Sunday, August 14, 2011

Federal and State Agencies Announce Schedule for Bay Delta Conservation Plan Environmental Review and Effects Analysis

On August 11, 2011, the U.S. Department of the Interior, the U.S. Department of Commerce, and the California Natural Resources Agency announced an agreed-upon schedule for completing an effects analysis and a combined environmental impact statement/environmental impact report as part of the Bay Delta Conservation Plan.  That review is to be completed by June 2012.  The agencies also agreed upon a suite of alternatives for evaluation in identifying a proposed project.

“This is an aggressive schedule that will allow us to move clearly forward with BDCP and take the guess work out of next steps,” said California Secretary for Natural Resources John Laird.  “Meeting the dual goals of ecosystem restoration and water supply reliability demand a deep commitment from all parties involved.”

The schedule outlined at the August 11 public meeting targets May 2012 for release of the draft BDCP for public review and a June 2012 release of a draft EIR/EIS for public review.  The final BDCP is scheduled to be released in December 2012, followed by a February 2013 record of decision/notice of determination for the EIR/EIS.  The suite of alternatives to be evaluated vary in terms of the amount of acreage designated for habitat restoration and protection and the means of water conveyance.

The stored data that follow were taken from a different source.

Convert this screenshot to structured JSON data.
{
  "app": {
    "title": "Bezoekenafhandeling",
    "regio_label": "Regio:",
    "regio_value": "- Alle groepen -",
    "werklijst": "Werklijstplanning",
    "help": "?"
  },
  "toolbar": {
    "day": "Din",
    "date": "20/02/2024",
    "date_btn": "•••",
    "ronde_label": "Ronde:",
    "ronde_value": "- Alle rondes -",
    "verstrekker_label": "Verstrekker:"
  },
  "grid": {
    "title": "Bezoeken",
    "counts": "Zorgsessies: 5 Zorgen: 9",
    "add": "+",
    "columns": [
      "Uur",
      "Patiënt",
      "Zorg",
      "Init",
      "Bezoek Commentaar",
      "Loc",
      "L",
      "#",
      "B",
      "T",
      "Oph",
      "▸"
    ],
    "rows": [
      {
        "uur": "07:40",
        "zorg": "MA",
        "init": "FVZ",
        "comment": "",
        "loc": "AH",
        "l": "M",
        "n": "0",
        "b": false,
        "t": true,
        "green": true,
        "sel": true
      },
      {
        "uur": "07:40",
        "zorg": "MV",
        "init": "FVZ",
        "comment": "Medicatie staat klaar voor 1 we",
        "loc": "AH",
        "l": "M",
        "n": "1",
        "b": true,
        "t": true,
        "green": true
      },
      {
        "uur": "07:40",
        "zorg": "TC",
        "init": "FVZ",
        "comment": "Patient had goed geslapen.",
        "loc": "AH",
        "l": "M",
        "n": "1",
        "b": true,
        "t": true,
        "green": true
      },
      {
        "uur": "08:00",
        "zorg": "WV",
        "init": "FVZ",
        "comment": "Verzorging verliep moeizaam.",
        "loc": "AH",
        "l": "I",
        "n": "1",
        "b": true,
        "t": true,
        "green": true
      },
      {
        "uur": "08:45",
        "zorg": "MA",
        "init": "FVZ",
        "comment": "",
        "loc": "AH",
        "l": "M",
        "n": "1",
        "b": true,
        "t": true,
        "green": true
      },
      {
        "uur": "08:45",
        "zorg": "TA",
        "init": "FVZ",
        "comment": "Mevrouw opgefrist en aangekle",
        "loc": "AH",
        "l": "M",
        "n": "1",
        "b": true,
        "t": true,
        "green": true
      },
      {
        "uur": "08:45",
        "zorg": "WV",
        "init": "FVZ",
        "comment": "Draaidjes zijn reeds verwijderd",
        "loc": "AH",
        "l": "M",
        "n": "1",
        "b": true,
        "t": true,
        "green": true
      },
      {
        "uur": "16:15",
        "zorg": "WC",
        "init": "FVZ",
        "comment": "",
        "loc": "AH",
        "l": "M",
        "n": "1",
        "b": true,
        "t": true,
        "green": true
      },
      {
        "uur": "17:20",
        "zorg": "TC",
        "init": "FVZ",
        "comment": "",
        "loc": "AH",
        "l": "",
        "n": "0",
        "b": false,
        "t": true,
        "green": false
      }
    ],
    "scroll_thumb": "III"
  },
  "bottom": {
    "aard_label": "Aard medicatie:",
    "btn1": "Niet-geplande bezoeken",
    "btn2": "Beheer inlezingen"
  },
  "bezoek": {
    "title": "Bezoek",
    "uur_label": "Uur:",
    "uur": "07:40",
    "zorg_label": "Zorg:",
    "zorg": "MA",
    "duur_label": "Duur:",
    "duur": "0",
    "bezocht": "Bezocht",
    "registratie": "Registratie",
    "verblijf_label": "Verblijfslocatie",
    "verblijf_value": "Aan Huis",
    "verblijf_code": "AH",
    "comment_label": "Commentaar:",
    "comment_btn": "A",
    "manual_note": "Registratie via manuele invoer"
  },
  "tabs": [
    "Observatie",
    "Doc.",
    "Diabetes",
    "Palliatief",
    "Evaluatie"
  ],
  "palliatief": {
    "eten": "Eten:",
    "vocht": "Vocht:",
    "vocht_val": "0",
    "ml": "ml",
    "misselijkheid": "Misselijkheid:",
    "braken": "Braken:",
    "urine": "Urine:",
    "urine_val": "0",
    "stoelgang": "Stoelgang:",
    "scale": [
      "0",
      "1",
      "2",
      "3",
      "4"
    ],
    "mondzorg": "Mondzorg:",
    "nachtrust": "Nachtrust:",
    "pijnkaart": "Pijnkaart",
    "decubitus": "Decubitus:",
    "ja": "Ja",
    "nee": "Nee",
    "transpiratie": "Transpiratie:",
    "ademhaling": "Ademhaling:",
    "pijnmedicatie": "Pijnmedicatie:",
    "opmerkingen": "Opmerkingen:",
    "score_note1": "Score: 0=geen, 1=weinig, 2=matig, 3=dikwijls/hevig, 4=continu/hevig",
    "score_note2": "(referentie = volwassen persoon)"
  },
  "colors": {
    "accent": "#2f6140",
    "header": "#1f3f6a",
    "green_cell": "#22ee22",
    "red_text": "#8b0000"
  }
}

The BDCP is a conservation plan for the Sacramento-San Joaquin River Delta, and is being developed pursuant to the federal Endangered Species Act and California Natural Communities Conservation Planning Act.  The BDCP is intended to help meet California’s co-equal goals for Delta management: water supply reliability and ecosystem restoration.  The public draft BDCP will include a set of actions to redesign and re-operate state and federal water projects in the Delta; restore native fish, wildlife, and plant habitat; and address other ecological stressors in the Delta such as invasive plant species, barriers to fish migration, and predation of native fish.  As a conservation plan, the BDCP is subject to environmental review under the California Environmental Quality Act and National Environmental Policy Act.